So here we go... I am a new runner, and have been running now since the middle of last November. I can't believe its been two months! My health has noticeably improved and the recent runs have been easier than the first ones.
The rest of this blog (which is a stupid term, I hate it, but I'll go with the popular vote) will be all about my experiences training for the Cincinatti Marathon. During my first few postings, I will publish my previous diary entries so readers can catch up with where I've been on this journey.
I was inspired by several things:
1) health could use improvement
2) challenge from my sister, by way of example
3) the ING Marathon goes RIGHT BY MY HOUSE and I've cheered them on for two years. If they can do it, I can do it.
4) I have promises to friends, past and present, to live up to.
HERE is my posting of pictures from the last ING Marathon, and I often visit it for inspiration, especially on rainy days.
So today's official entry:
After two months of pre-training, I am easily able to keep running for 30 minutes at a time. In fact, I can do more. In preparation for the May 1st Cincinnati Marathon, it is time to begin the training program outlined in the book.

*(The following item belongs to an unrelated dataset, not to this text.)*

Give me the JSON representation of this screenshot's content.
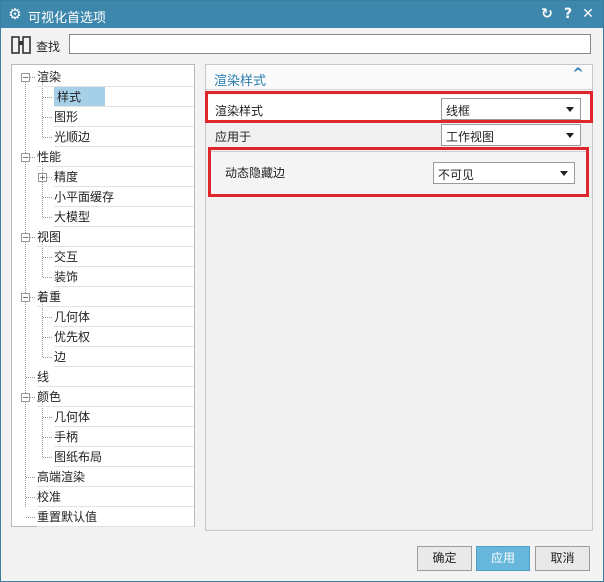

Admittedly, I have skipped ahead a teensy bit, since the first week's program of 3 and 4 mile runs is something I am already past. I've been doing the Prospect Park loop on each run for three weeks now. Did an honest four miles at Becca's a few days ago.
Today, I did the first week's long run - 5 miles. I ran up to the park, did the loop, then back home, all without stopping. I need to look up distances and do some doublechecking, but I feel that was an honest five miles. It was also fairly easy. In order to maintain the perceived stress level the book recommends, I may have to up my pace. I'm still getting overtaken in the park by other runners who really aren't going that fast. It may just be a matter of lengthening my stride.
Breathing has settled in and gotten easier. I no longer have to stop and walk to get my breath under control -- if anything, I just slow down a little bit.
My concerns now are twofold: one is motivation. I've been motivated so far and surprisingly find it within myself to force myself outside and start running on the every-other-day schedule I've used so far. But the winter is getting worse and I don't know how I'll feel about running in snow and ice.
The second problem is one of overuse. First it was my ankles and I had to take two weeks off because of that. Then it was the tendon behind my knee -- and by taking it easy over the recent holiday break, that pain has gone away, too. I'm afraid that by upping my running to four days a week, I may be in danger of another overuse injury. So I'm thinking that I will follow the books running schedule except for one day every other week -- effectively making an eight-run/two-week schedule into a rhythmic seven-run/two-week schedule. This will also allow some breathing room if and when weather seriously gets in the way.
Also, in addition to my other visualizations, I added a new one today: hurdles. At one point in the run, at about 3.5 miles, my energy level dropped a bit and I thought well, this can't be the Wall...its sort of a mini-wall. Oh! Its a HURDLE, like track athletes jump over. Then I realized that my runs can be thought of in terms of a series of hurdles that I'm surmounting at regular intervals. Either its a mile per hurdle... or its the same kinds of hurdles every run and they're to be expected and jumped over: the initial pains, the extra time to build in for running, the traffic, the coughing, drooping energy levels, etc.
anyway, I didn't time the whole run, but I did time the park loop from entrance to exit. 38 minutes exactly.